1543) Spirit duplicator. Hectograph, Mimeograph, various other names.

Gelatin in a pan or attached to a backing which wraps around the drum. (Not sure which style this is for sure.) Ink soaks into the gelatin from the master (sort of a reversed carbon paper using an ink which dissolves in alcohol.)

The paper is wet with alcohol and rolled over the wax to pick up the images. I think that the black cylinder around the central shaft is the reservoir for the alcohol, and spays it on the paper as it rotates, making this one with the gelatin in a pan below it.

They used to use these to make the tests handed out in school when I was in about the sixth grade (1955?) and probably quite a while before that -- but that was when I noticed how the machines worked. :-)

1544) No clue as to the function of this -- except that it appears to fold up into a box, so it is portable.

It almost looks like the left extending paddle is for attaching bait to -- for some kind of box trap, perhaps?

1545) This looks like a wrench for a certain kind of wristwatch back with multiple flats for wrenching it open. Loosen the knob to the right, slide the right jaw to about the right position, then use the knurled knob to the left to tighten the moving jaws visible on the first photo to clamp onto the watch back prior to unscrewing it.

The tongue to the side (near the jaws) bottom on the upper photo, and the extension out the small end of the handle would work as case knives to open snap-in watch cases.

1546) Conveyer for moving cut hay into the wagon bed? 1547) Hmm ... an interesting device. Oriental markings (Chinese, Japanese, or what?)

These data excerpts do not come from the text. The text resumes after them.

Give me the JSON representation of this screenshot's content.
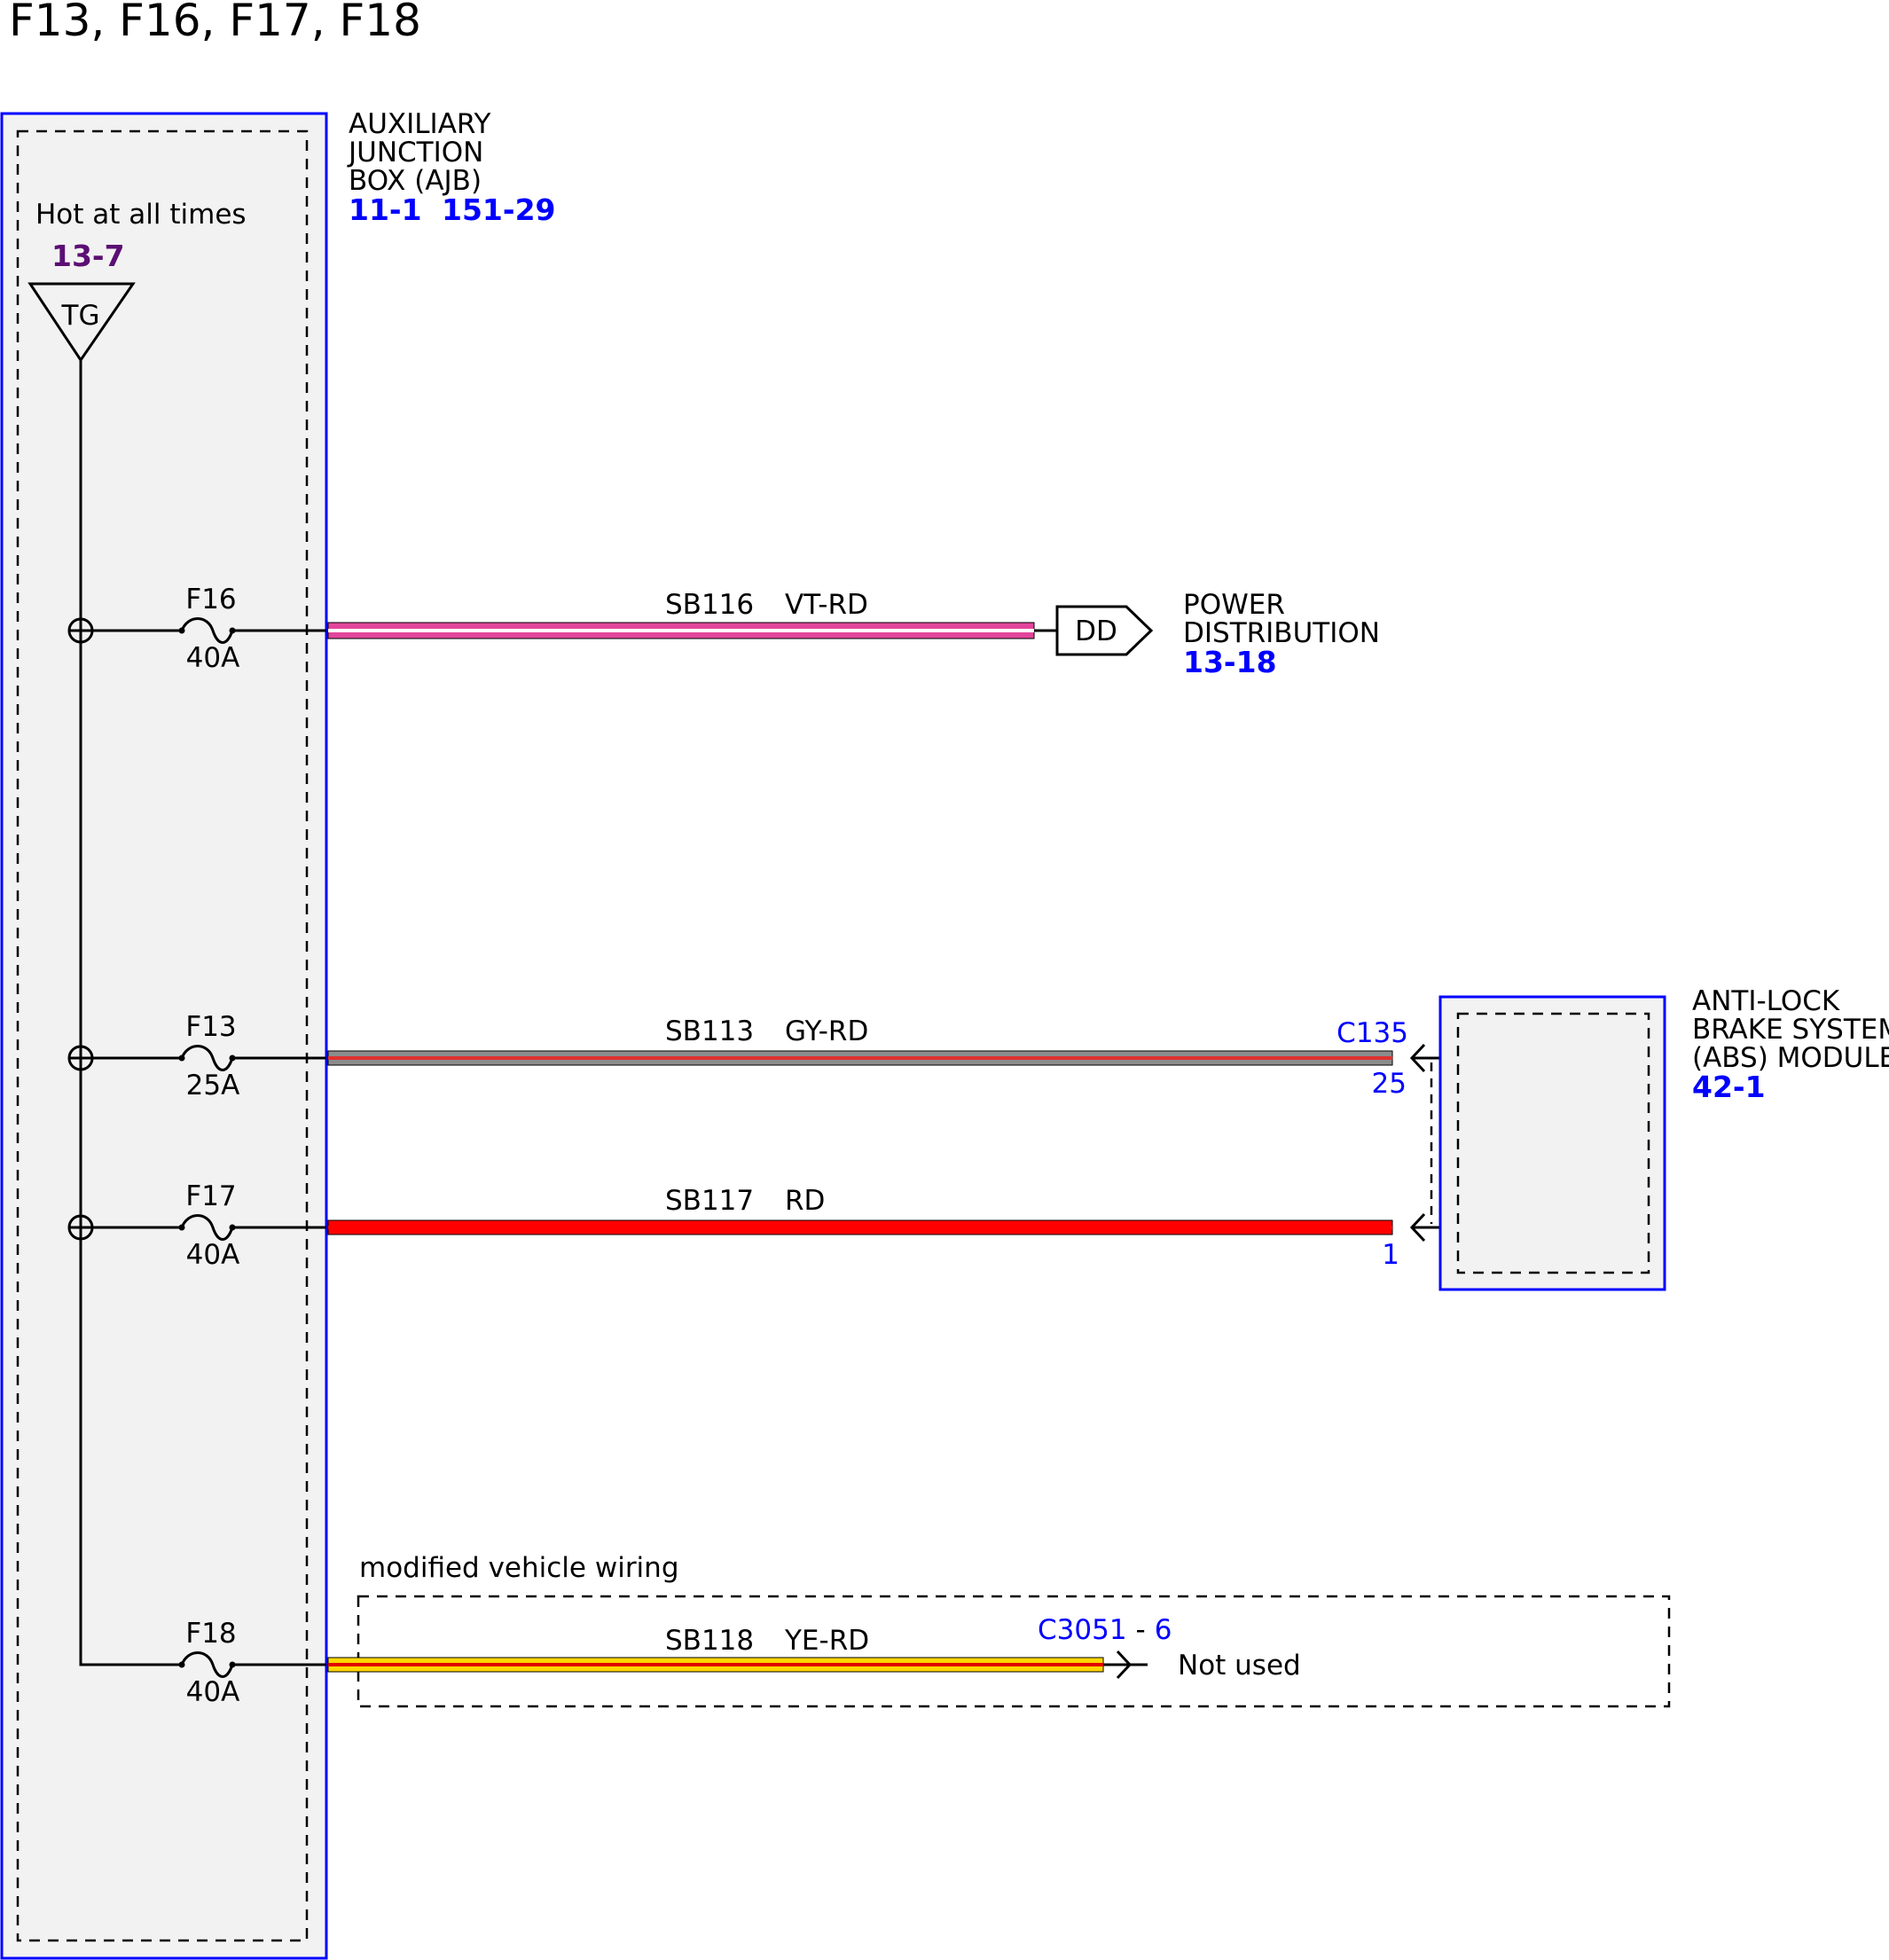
{
  "title": "F13, F16, F17, F18",
  "junction_box": {
    "name_lines": [
      "AUXILIARY",
      "JUNCTION",
      "BOX (AJB)"
    ],
    "ref_a": "11-1",
    "ref_b": "151-29",
    "hot_label": "Hot at all times",
    "hot_ref": "13-7",
    "bus_label": "TG"
  },
  "fuses": [
    {
      "id": "F16",
      "rating": "40A"
    },
    {
      "id": "F13",
      "rating": "25A"
    },
    {
      "id": "F17",
      "rating": "40A"
    },
    {
      "id": "F18",
      "rating": "40A"
    }
  ],
  "wires": [
    {
      "circuit": "SB116",
      "color_code": "VT-RD",
      "base_color": "#e2459b",
      "stripe_color": "#ffffff"
    },
    {
      "circuit": "SB113",
      "color_code": "GY-RD",
      "base_color": "#8c8c8c",
      "stripe_color": "#e03030"
    },
    {
      "circuit": "SB117",
      "color_code": "RD",
      "base_color": "#ff0000",
      "stripe_color": "#ff0000"
    },
    {
      "circuit": "SB118",
      "color_code": "YE-RD",
      "base_color": "#ffd800",
      "stripe_color": "#e00000"
    }
  ],
  "power_distribution": {
    "connector": "DD",
    "name_lines": [
      "POWER",
      "DISTRIBUTION"
    ],
    "ref": "13-18"
  },
  "abs_module": {
    "name_lines": [
      "ANTI-LOCK",
      "BRAKE SYSTEM",
      "(ABS) MODULE"
    ],
    "ref": "42-1",
    "connector": "C135",
    "pin_a": "25",
    "pin_b": "1"
  },
  "modified_wiring": {
    "label": "modified vehicle wiring",
    "connector": "C3051",
    "separator": "-",
    "pin": "6",
    "note": "Not used"
  },
  "colors": {
    "module_border": "#0000ff",
    "module_fill": "#f2f2f2",
    "ref_text": "#0000ff",
    "hot_ref_text": "#5b0f73"
  }
}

The silver handle is a cocking lever to set a strong spring. Looks as though it ratchets so you give multiple strokes to wind a large flat spring like a clock spring on steroids in the housing under the lever.

The trigger releases it -- everything, or a single power stroke worth.

Something goes in the windowed chamber above the muzzle contains whatever it drives.

It looks as though the key near the middle winds up the auto-loader for whatever goes in the chamber.

Whether it launches a projectile, drives a stud or stake into something, or even happens to be a strange camera is not clear to me, though it would probably become more clear if I had it in my hands. :-)

1548) O.K. The taper pin could expand it to lock inside a hole.

Or -- it could be used with a hydraulic press to crimp a ferrule to secure a fitting to a hydraulic hose.

By removing numbered segments, you can adjust it for smaller hoses and ferrules.

-----) (No number?)

Looks as though it slides on a notched pole. The shorter stick engages the notchers to keep it from sliding down. The longer one cams the shorter one out of enagement to allow it to slide.

Now to see what others have suggested.

Enjoy, DoN.

Reply to
DoN. Nichols

I'd be willing to bet the hayloader is a McCormick- Deering.